Indonesia merupakan negara yang memiliki salah satu biodiversitas terkaya di dunia. Sayangnya, upaya petani turun-temurun untuk mengonservasi kekayaan genetik lokal tanaman pertanian, masih kurang difasilitasi dan dilindungi pemerintah.
Sekarang misalnya, Kementerian Pertanian baru akan mendirikan bank gen bagi gen tanaman unggul produk rekayasa genetik (PRG).

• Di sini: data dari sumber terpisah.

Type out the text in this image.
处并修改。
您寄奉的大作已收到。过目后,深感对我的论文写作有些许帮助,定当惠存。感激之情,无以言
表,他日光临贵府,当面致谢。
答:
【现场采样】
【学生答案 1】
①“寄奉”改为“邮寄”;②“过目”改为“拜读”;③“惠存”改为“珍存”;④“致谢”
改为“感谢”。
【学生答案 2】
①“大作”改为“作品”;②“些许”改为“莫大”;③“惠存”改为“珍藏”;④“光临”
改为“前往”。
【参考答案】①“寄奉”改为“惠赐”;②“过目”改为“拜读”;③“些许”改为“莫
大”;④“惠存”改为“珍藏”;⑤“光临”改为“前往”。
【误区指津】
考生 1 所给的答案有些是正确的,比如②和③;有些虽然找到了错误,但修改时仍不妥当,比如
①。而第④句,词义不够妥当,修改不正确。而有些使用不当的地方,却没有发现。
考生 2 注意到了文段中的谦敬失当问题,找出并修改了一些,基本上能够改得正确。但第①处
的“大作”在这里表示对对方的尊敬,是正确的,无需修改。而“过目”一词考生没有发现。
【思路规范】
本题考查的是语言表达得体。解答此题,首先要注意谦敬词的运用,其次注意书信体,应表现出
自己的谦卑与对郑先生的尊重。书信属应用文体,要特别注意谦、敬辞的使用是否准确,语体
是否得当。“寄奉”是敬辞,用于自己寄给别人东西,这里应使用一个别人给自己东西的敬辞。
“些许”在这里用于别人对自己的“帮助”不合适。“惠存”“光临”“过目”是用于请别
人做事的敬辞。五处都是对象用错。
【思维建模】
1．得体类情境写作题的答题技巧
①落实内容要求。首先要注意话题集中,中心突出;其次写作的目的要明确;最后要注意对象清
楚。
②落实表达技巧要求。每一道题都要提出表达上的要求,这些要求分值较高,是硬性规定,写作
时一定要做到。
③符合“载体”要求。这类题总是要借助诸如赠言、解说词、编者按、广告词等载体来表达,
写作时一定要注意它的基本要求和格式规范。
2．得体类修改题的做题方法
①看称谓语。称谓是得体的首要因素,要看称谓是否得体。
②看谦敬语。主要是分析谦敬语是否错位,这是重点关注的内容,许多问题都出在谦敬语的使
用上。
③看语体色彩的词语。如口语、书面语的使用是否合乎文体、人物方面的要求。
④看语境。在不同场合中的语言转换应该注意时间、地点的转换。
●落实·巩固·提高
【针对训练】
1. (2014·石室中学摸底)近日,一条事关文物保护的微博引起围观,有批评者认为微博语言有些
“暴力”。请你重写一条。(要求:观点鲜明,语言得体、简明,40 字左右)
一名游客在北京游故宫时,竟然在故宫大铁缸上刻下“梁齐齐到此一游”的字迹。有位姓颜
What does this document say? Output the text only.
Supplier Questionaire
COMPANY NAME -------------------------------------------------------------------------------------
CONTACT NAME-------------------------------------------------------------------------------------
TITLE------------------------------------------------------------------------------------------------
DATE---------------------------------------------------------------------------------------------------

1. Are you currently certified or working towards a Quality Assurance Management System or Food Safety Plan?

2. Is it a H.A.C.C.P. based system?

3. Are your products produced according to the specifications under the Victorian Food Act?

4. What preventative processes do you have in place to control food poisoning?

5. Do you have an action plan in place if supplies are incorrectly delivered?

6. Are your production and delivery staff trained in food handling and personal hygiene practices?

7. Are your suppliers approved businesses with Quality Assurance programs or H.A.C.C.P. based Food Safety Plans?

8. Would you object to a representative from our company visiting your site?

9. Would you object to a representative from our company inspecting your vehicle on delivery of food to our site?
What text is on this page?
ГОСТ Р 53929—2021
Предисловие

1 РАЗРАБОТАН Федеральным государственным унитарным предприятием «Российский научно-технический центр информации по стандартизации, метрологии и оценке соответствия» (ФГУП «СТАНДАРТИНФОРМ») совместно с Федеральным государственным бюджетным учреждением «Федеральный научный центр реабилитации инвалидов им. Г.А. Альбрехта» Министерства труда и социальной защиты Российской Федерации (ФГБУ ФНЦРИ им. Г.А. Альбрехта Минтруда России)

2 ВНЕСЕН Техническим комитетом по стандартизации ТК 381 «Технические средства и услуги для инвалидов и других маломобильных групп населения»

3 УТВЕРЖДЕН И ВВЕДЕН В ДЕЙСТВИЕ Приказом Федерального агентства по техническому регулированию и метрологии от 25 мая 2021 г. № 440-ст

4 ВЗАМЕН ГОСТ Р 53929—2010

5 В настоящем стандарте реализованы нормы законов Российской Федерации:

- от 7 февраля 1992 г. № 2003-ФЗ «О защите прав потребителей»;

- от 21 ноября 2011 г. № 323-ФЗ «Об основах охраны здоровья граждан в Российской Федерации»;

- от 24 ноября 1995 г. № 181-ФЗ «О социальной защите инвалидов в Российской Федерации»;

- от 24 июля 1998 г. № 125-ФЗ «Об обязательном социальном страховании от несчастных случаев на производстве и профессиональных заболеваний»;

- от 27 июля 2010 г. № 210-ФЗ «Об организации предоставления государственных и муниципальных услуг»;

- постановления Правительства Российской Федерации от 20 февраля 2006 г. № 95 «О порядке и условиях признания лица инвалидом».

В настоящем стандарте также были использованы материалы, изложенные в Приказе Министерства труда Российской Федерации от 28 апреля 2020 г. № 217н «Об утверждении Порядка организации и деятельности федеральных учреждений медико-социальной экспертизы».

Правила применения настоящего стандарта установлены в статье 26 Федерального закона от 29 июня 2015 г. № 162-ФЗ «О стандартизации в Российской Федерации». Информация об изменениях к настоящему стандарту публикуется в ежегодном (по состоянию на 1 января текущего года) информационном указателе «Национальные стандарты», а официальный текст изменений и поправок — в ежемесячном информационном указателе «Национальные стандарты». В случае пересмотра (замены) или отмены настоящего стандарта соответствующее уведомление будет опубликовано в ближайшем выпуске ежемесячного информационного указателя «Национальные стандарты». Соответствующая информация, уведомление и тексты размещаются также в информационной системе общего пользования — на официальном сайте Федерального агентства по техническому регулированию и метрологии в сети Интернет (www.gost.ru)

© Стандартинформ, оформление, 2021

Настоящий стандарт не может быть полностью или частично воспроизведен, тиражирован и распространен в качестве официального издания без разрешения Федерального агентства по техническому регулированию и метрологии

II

Pihak Lembaga Ilmu Pengetahuan Indonesia (LIPI) berupaya terus meningkatkan penguasaan teknologi, tapi penghargaan peneliti belum memadai sejauh ini.
Pengalaman budidaya kapas transgenik di Sulawesi Selatan tahun 2000 yang gagal dan terhenti pun, diakibatkan ketidaksiapan kelembagaan sebagai salah satu faktor. Dalam kasus budidaya kapas ini, ketika sosialisasi kapas PRG sudah berjalan di antara para petani, terjadi ketergantungan benih kepada perusahaan multinasional penyedia benih alias di luar jangkauan petani.
Oleh karena itulah pemerintah diharapkan menjadi regulator yang kokoh, independen, dan berdaya dalam pengembangan teknologi produk-produk transgenik.
Di samping itu disebutkan, dimensi keamanan hayati pun sangat esensial, menyangkut syarat utama keamanan pangan, keragaman hayati, dan pencemaran gen.
Sejumlah benih PRG harus menunggu izin keamanan hayati untuk dibudidayakan. Badan Pengawas Obat dan Makanan (BPOM) telah menetapkan bahwa pangan olahan yang sebagian besar berbahan baku PRG harus menyatakan pada label.